The fund house has made more than £500m from buying into bitcoin in November, with the cryptocurrency now comprising 3% of its portfolios.
In a trading update for the listed Ruffer Investment Company today, the firm said its direct position in bitcoin is up 90% and its holdings in two proxy equities, Microstrategy and Galaxy Digital, have both more than doubled.
Ruffer caught the eye in December when it told investors it had bought a 2% groupwide position in the cryptocurrency, equivalent to a £550m stake, as an uncorrelated inflation hedge in November.
‘Our rationale has been well publicised but briefly, we have a history of using unconventional protections in our portfolio. This is another example, a small allocation to an idiosyncratic asset class which we think brings something significantly different to the portfolio,’ Ruffer said.
‘Due to zero interest rates the investment world is desperate for new safe-havens and uncorrelated assets. We think we are relatively early to this, at the foothills of a long trend of institutional adoption and financialisation of bitcoin.’
Bitcoin was one of the top-performing asset classes last year, rising 300%. It has continued climbing through January, topping $40,000, more than doubling its 2017 all-time high, before falling back to around $36,000 currently.
The digital currency has remained very much on the fringes of mainstream adoption as an asset class, however. Institutional backing has long been seen as the holy grail for bitcoin advocates, but Goldman Sachs’ head of commodities research Jeff Currie believes this is still a long way off.

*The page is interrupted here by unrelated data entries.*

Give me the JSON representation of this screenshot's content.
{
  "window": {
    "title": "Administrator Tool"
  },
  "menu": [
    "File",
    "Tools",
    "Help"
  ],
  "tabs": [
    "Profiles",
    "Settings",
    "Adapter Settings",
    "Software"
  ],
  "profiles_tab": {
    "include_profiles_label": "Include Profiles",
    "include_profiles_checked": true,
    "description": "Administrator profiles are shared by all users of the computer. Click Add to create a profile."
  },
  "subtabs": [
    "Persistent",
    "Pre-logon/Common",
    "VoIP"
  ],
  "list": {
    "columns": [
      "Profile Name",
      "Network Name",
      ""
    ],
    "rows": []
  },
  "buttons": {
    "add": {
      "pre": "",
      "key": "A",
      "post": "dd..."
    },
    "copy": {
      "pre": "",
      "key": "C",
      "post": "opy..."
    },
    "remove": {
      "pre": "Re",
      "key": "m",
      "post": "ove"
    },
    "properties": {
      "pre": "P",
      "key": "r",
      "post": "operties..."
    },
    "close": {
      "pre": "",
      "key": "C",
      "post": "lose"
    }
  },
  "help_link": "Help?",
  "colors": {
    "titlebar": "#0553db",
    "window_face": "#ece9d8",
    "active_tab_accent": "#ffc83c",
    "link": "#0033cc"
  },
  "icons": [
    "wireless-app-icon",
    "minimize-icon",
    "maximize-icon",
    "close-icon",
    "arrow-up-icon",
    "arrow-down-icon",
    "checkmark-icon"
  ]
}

He estimated earlier this month that of the more than $600bn invested in bitcoin, ‘roughly 1% of it is institutional money’.
JP Morgan said that bitcoin’s limited supply and positioning as an alternative to gold could see its price rise above $146,000 long-term, but the crypto’s volatility would have to reduce for this to be realistic.
The bank’s base case is that bitcoin’s price is already ‘challenging’, but it said ‘speculative mania’ could push it up between $50,000-$100,000 in the short-term.
This perceived mania prompted the Financial Conduct Authority to warn retail investors last week that they risk losing all of their money if they buy into crypto products. The regulator had already banned consumers from trading bitcoin options earlier this month.
Ruffer accepts there are risks to the nascent asset class and no guarantees that bitcoin will ever become mainstream for institutional investors. However, the company feels there are growing signs of its increased adoption and the impact on its price would be significant.
‘Think of bitcoin’s bad reputation as a risk premium – as we move through the process of normalisation, regulation, and institutionalisation, the compression of this premium can have a dramatic effect on the price,’ Ruffer said.
‘If we are wrong, bitcoin will return to the shadows and we will lose money – this explains why we have kept the position size small but meaningful.’